The air force and navy have been assigned a role in the withdrawal and eviction effort, the sources said. The navy would provide transport and support for ground troops as well as protect them from Palestinian attacks from the sea.

The air force would maintain both a ground and air component during the withdrawal operation. The air component, including helicopters and unmanned aerial vehicles, would monitor Palestinian areas and foil or respond to mortar and rocket attacks.

At the same time, hundreds of air force personnel — composed of commissioned and non-commissioned officers as well as support staff — would join police in the eviction effort. Cadets in pilot and officers courses would be assigned the task of sealing Israeli communities.

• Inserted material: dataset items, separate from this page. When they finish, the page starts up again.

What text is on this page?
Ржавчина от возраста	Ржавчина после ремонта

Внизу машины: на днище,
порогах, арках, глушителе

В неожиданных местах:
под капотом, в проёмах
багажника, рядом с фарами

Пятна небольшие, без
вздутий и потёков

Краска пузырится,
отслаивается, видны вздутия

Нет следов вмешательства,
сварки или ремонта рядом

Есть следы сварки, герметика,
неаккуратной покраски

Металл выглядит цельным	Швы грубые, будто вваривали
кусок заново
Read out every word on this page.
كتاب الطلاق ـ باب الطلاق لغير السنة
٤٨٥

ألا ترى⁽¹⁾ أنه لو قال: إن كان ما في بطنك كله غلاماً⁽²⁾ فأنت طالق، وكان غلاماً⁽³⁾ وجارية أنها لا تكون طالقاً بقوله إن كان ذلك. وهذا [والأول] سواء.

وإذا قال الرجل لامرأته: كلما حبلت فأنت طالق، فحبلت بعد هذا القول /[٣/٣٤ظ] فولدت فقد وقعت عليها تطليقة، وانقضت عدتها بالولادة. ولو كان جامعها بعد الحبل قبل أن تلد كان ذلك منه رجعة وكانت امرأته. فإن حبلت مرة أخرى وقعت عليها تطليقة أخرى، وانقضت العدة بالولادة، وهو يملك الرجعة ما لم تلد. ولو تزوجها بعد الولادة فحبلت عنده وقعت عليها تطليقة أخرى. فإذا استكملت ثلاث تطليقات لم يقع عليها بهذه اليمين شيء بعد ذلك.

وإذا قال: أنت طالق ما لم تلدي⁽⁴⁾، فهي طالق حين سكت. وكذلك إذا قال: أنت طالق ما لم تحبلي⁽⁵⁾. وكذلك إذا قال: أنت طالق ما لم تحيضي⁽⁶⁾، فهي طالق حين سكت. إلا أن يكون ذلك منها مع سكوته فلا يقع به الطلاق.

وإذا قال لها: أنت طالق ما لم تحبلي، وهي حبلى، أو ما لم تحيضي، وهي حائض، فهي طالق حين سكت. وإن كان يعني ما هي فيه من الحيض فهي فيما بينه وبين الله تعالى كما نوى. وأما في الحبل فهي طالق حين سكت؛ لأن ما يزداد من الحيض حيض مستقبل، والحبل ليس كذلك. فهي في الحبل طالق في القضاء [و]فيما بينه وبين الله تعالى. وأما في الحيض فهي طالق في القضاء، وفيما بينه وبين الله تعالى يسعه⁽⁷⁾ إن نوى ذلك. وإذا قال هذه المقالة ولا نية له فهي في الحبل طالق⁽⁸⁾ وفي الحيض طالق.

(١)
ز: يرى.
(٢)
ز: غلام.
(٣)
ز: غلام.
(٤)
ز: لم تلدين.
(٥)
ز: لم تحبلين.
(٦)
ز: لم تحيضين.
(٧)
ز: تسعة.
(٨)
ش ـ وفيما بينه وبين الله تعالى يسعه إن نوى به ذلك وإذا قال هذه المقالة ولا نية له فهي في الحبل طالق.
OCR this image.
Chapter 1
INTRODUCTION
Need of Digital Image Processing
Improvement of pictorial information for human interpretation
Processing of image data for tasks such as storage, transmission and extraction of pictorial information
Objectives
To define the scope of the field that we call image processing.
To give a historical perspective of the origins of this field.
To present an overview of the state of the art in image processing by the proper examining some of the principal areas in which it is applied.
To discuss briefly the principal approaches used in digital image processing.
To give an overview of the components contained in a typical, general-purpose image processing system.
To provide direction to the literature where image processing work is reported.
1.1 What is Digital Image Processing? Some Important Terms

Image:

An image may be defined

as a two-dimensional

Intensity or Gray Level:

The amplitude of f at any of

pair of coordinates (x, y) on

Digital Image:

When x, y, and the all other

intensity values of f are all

Military sources said the air force would also be responsible to monitor Israel's northern border with Lebanon. They said they expect the Iranian-sponsored Hizbullah to launch attacks during the withdrawal from Gaza.

Over the last few weeks, the military has conducted an exercise to ensure the rapid transport of troops from the Gaza Strip to the northern border. The sources said the exercise was deemed largely successful.

"We hope that the harm to ongoing operations of the [air] force would be as little as possible," Brig. Gen. Ilan Biton, chief of the Air Defense Command, said. "But it is clear that the disengagement mission will harm our routine exercise schedule."